Lei ha sposato un danzatore, con il quale divide vita personale, lavorativa di “sperimentazione”. Una curiosità: vi capita mai di punzecchiarvi mentre siete alla sbarra?
Assolutamente sì! Spesso ci capita di correggerci a vicenda mentre lavoriamo! Entrambi teniamo molto alla nostra preparazione e allo studio. Il fatto di poter condividere ci aiuta moltissimo anche nella vita di tutti i giorni ma soprattutto quando saliamo insieme sul palco: io “parlo” e lui mi risponde. Quando balliamo questa meravigliosa sinergia si sente e si vede, proprio perché c’è qualcosa che va oltre la danza, i passi: c’è qualcosa di speciale, uno stimolo continuo. A casa nostra, poi, arrivano artisti di ogni tipo…insomma: non ci fermiamo mai tranne, ovviamente, quando trascorriamo tempo con nostro figlio che, giustamente, ci reclama!
Quali sono i vostri progetti come coppia artistica?

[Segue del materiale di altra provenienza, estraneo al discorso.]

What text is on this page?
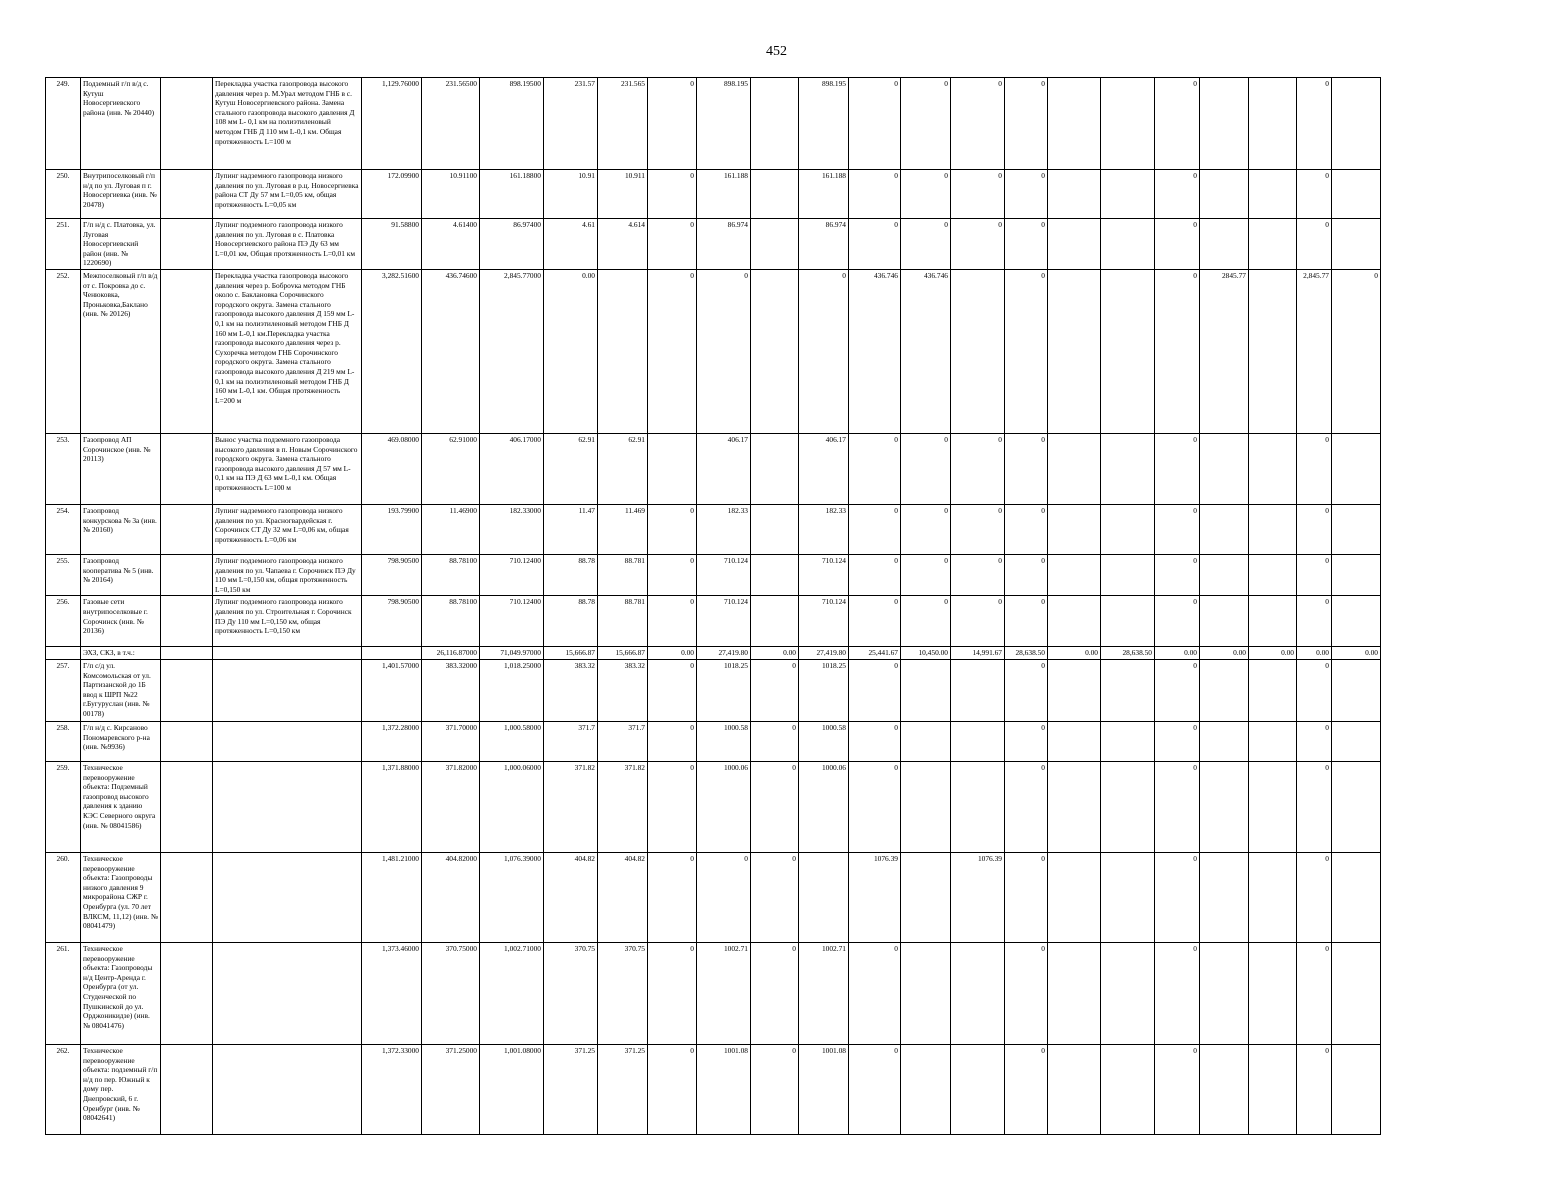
452
249.	Подземный г/п в/д с. Кутуш Новосергиевского района (инв. № 20440)		Перекладка участка газопровода высокого давления через р. М.Урал методом ГНБ в с. Кутуш Новосергиевского района. Замена стального газопровода высокого давления Д 108 мм L- 0,1 км на полиэтиленовый методом ГНБ Д 110 мм L-0,1 км. Общая протяженность L=100 м	1,129.76000	231.56500	898.19500	231.57	231.565	0	898.195		898.195	0	0	0	0			0			0		
250.	Внутрипоселковый г/п н/д по ул. Луговая п г. Новосергиевка (инв. № 20478)		Лупинг надземного газопровода низкого давления по ул. Луговая в р.ц. Новосергиевка района СТ Ду 57 мм L=0,05 км, общая протяженность L=0,05 км	172.09900	10.91100	161.18800	10.91	10.911	0	161.188		161.188	0	0	0	0			0			0		
251.	Г/п н/д с. Платовка, ул. Луговая Новосергиевский район (инв. № 1220690)		Лупинг подземного газопровода низкого давления по ул. Луговая в с. Платовка Новосергиевского района ПЭ Ду 63 мм L=0,01 км, Общая протяженность L=0,01 км	91.58800	4.61400	86.97400	4.61	4.614	0	86.974		86.974	0	0	0	0			0			0		
252.	Межпоселковый г/п в/д от с. Покровка до с. Ченюковка, Проньковка,Баклано (инв. № 20126)		Перекладка участка газопровода высокого давления через р. Боброvка методом ГНБ около с. Баклановка Сорочинского городского округа. Замена стального газопровода высокого давления Д 159 мм L- 0,1 км на полиэтиленовый методом ГНБ Д 160 мм L-0,1 км.Перекладка участка газопровода высокого давления через р. Сухоречка методом ГНБ Сорочинского городского округа. Замена стального газопровода высокого давления Д 219 мм L- 0,1 км на полиэтиленовый методом ГНБ Д 160 мм L-0,1 км. Общая протяженность L=200 м	3,282.51600	436.74600	2,845.77000	0.00		0	0		0	436.746	436.746		0			0	2845.77		2,845.77	0	
253.	Газопровод АП Сорочинское (инв. № 20113)		Вынос участка подземного газопровода высокого давления в п. Новым Сорочинского городского округа. Замена стального газопровода высокого давления Д 57 мм L- 0,1 км на ПЭ Д 63 мм L-0,1 км. Общая протяженность L=100 м	469.08000	62.91000	406.17000	62.91	62.91		406.17		406.17	0	0	0	0			0			0		
254.	Газопровод конкурскова № 3а (инв. № 20160)		Лупинг надземного газопровода низкого давления по ул. Красногвардейская г. Сорочинск СТ Ду 32 мм L=0,06 км, общая протяженность L=0,06 км	193.79900	11.46900	182.33000	11.47	11.469	0	182.33		182.33	0	0	0	0			0			0		
255.	Газопровод кооператива № 5 (инв. № 20164)		Лупинг подземного газопровода низкого давления по ул. Чапаева г. Сорочинск ПЭ Ду 110 мм L=0,150 км, общая протяженность L=0,150 км	798.90500	88.78100	710.12400	88.78	88.781	0	710.124		710.124	0	0	0	0			0			0		
256.	Газовые сети внутрипоселковые г. Сорочинск (инв. № 20136)		Лупинг подземного газопровода низкого давления по ул. Строительная г. Сорочинск ПЭ Ду 110 мм L=0,150 км, общая протяженность L=0,150 км	798.90500	88.78100	710.12400	88.78	88.781	0	710.124		710.124	0	0	0	0			0			0		
	ЭХЗ, СКЗ, в т.ч.:				26,116.87000	71,049.97000	15,666.87	15,666.87	0.00	27,419.80	0.00	27,419.80	25,441.67	10,450.00	14,991.67	28,638.50	0.00	28,638.50	0.00	0.00	0.00	0.00	0.00	
257.	Г/п с/д ул. Комсомольская от ул. Партизанской до 1Б ввод к ШРП №22 г.Бугуруслан (инв. № 00178)			1,401.57000	383.32000	1,018.25000	383.32	383.32	0	1018.25	0	1018.25	0			0			0			0		
258.	Г/п н/д с. Кирсаново Пономаревского р-на (инв. №9936)			1,372.28000	371.70000	1,000.58000	371.7	371.7	0	1000.58	0	1000.58	0			0			0			0		
259.	Техническое перевооружение объекта: Подземный газопровод высокого давления к зданию КЭС Северного округа (инв. № 08041586)			1,371.88000	371.82000	1,000.06000	371.82	371.82	0	1000.06	0	1000.06	0			0			0			0		
260.	Техническое перевооружение объекта: Газопроводы низкого давления 9 микрорайона СЖР г. Оренбурга (ул. 70 лет ВЛКСМ, 11,12) (инв. № 08041479)			1,481.21000	404.82000	1,076.39000	404.82	404.82	0	0	0		1076.39		1076.39	0			0			0		
261.	Техническое перевооружение объекта: Газопроводы н/д Центр-Аренда г. Оренбурга (от ул. Студенческой по Пушкинской до ул. Орджоникидзе) (инв. № 08041476)			1,373.46000	370.75000	1,002.71000	370.75	370.75	0	1002.71	0	1002.71	0			0			0			0		
262.	Техническое перевооружение объекта: подземный г/п н/д по пер. Южный к дому пер. Днепровский, 6 г. Оренбург (инв. № 08042641)			1,372.33000	371.25000	1,001.08000	371.25	371.25	0	1001.08	0	1001.08	0			0			0			0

Due anni fa abbiamo deciso di fare qualcosa, di apportare un cambiamento: volevamo sperimentazione e abbiamo deciso di creare un gruppo tutto nostro, la compagnia JAS ART BALLET, giovane, prendendo ballerini giovani e di talento. È un progetto che coinvolge tutte le discipline della danza: per noi è pur sempre essenziale creare una sinergia tra i vari ambiti che la compongono. Pensa: nel nostro ultimo pezzo io ero sospesa con il trapezio! Vogliamo essere promotori della danza, vogliamo farla conoscere il più possibile! Cerchiamo di portare i nostri spettacoli anche nei piccoli paesi proprio perché crediamo che dal piccolo si può risalire per fare qualcosa di grande…L’Italia è la culla del teatro e dell’arte ed è giusto che tutti, dai piccoli ai grandi centri, ne possano beneficiare.
I progetti futuri?
Stiamo creando degli spettacoli per l’Expo, da portare poi anche in ambiti internazionali. Saremo presto a Padova, poi a Rovigo per l’Unitalsi. Tanti bellissimi progetti che non vediamo l’ora di condividere. Le nostre giornate sono sempre molto piene e di questo siamo felicissimi!
Riuscirà l’Italia a diventare un paese di cambiamento, nell’ambito della danza?
È una domanda molto difficile, purtroppo. Noi ci crediamo e riteniamo che prima o poi si arriverà ad una svolta e che il cambio generazionale potrà fare bene. Mantenere il repertorio è fondamentale, però bisogna puntare sulle nuove generazioni. Io e mio marito abbiamo già iniziato a cambiare, poi tutto il resto verrà…me lo auguro! La volontà c’è, questo è fondamentale!